It is now known, the microenvironment including the stroma play an important role in both organ specificity and mammary cancer. In characterizing the interactions between stroma and epithelium, it is useful to develop an ex vivo model to more freely dissect out the intricate network of signals that are necessary to allow functional differentiation in vivo. With this in mind, my first aim was to develop such models to study the mammary gland outside the animal in designer microenvironments. It has been known for some time that once cells are removed from their native tissue environment and placed into traditional two-dimensional (2D) cultures, cells lose functional performance and relevant morphology (M.J. Bissell 1981). In 1977, Emerman and Pitelka using a technique developed by Michalopoulas and Pitot placed mammary cells on top of collagen-1 gels and allowed it to float (Michalopoulos & Pitot 1975; Emerman & Pitelka 1977). In the presence of lactogenic hormones, mammary cells were able to produce milk proteins. These studies were reproduced and colleagues showed that in the floating collagen gel the important component produced by the cells was laminin-111 (Danielson et al. 1984; Parry et al. 1987). Following these studies, the Bissell laboratory discovered in 1989 that a gel mimicking the properties of the basement membrane, a specialized form of extracellular matrix in glandular tissues, allows mammary cells to produce milk and secrete it vectorially (Barcellos-Hoff et al. 1989; Streuli et al. 1991; Streuli et al. 1995). In this dissertation, I utilized an organoid technique developed in the Bissell laboratory to recapitulate both form and function of mammary gland from small pieces of mammary tissue. By using these culture models, we were able to systematically define the biochemical and environmental signaling cues that are important in mammary gland form and function. As such, we have composed and detailed a number of matrices to reproduce the developmental processes ex vivo similar to what is observed in vivo in the developing mammary gland (Lo et al. 2012). These methodologies illustrate a way to investigate elaborately the epithelium outside the complex microenvironment of the tissue, and provide a system for investigating not only normal developmental processes but also diseases such as cancer. We then applied the use of these three-dimensional (3D) culture models to investigate the developmental processes of mammary gland branching.
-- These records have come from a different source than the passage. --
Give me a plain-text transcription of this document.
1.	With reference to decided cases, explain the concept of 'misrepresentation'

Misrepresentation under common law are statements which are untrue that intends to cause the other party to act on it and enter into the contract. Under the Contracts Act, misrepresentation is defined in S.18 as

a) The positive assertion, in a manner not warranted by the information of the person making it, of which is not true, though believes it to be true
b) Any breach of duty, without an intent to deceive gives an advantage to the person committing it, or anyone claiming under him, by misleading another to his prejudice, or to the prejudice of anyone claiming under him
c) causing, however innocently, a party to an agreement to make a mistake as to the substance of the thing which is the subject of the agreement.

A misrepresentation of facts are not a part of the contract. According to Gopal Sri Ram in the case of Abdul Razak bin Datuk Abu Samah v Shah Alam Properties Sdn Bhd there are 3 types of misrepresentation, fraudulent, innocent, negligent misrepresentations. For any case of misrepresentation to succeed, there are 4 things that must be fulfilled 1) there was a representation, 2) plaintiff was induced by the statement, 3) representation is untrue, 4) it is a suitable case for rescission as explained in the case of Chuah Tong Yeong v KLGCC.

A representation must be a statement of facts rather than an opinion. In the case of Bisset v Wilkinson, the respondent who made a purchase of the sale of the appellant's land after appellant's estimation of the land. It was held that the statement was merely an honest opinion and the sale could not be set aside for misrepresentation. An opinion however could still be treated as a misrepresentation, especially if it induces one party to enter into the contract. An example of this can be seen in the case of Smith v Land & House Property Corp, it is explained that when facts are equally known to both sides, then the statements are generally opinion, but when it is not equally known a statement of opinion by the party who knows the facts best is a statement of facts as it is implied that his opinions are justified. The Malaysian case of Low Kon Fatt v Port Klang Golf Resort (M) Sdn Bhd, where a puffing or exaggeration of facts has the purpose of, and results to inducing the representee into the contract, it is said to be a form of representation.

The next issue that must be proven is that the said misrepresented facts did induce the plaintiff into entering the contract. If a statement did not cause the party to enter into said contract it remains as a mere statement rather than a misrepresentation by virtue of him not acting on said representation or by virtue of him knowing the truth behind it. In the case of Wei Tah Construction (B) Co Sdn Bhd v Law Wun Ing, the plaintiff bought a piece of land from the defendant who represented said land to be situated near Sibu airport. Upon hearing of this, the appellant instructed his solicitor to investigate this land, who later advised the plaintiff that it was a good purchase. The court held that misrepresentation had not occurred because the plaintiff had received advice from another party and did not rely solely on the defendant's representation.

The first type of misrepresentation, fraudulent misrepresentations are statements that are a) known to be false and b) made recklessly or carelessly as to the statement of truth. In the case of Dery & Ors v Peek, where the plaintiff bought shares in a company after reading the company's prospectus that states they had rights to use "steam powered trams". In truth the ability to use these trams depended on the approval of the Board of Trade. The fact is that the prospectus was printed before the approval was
Invasion is a key step of branching morphogenesis, the process by which simple epithelial structures form elaborate branched networks (Williams & Daniel 1983; Montesano et al. 1991; Hirai et al. 1998; Simian et al. 2001; Fata et al. 2007). This process requires invasion through a type-I collagen rich stroma in vivo. Matrix metalloproteinases were shown to be expressed both in the epithelium and stroma of the invading terminal end buds, suggesting that these enzymes enable epithelial invasion into the mammary fat pad (Talhouk et al. 1991; Simian et al. 2001; Wiseman et al. 2003; Mori et al. 2009; Mori et al. 2013). To dissect whether matrix metalloproteinase 14 (MMP14) is a key signaling molecule in branching morphogenesis, we utilized 3D culture models comprised of primary mammary organoids and mammary epithelial cell (MEC) line for our study. Motivated by data from a genetic MMP14 mutant mouse, we were able to use our 3D models to uncover reciprocal pathways required for mammary branching morphogenesis (Yana et al. 2007). We found that MMP14 is required for invasion of MECs through stroma and these interactions drive MEC invasion through a collagen-1 microenvironment. Additionally, we identified signals downstream of MMP14 and uncovered the interaction between MMP14 and integrin-β1 (ITGB1) that is essential for MEC invasion to occur. Given the high expression levels of MMP14 in breast cancer, we proposed that the mechanisms we uncovered for branching of normal mammary epithelium are also relevant to the invasion of breast cancer cells through the stroma that surrounds the mammary carcinoma (Mori et al. 2013).
From using 3D models to study development and the interactions of MMP14 in branching morphogenesis, it became apparent that we could further utilize this assay as a system to elucidate the means by which cells become cancerous. Utilizing an elaborate genetic backcross study, we sought to analyze the genetic contributions involved in mammary cancer susceptibility in response to a stimulus such as low dose radiation. Using our 3D culture model and a genome-wide single nucleotide polymorphisms (SNPs) analysis, we revealed how treatment with ionizing radiation led to interactions with the genetic loci and identified TGF-1 as a factor regulating cancer susceptibility. Our ex vivo models allowed us to assess the particular signaling components that provide resistance to cancer risk thus opening possible new avenues to identify individual risk for environmental exposure and cancer (Zhang P*, Lo A* et al. 2015).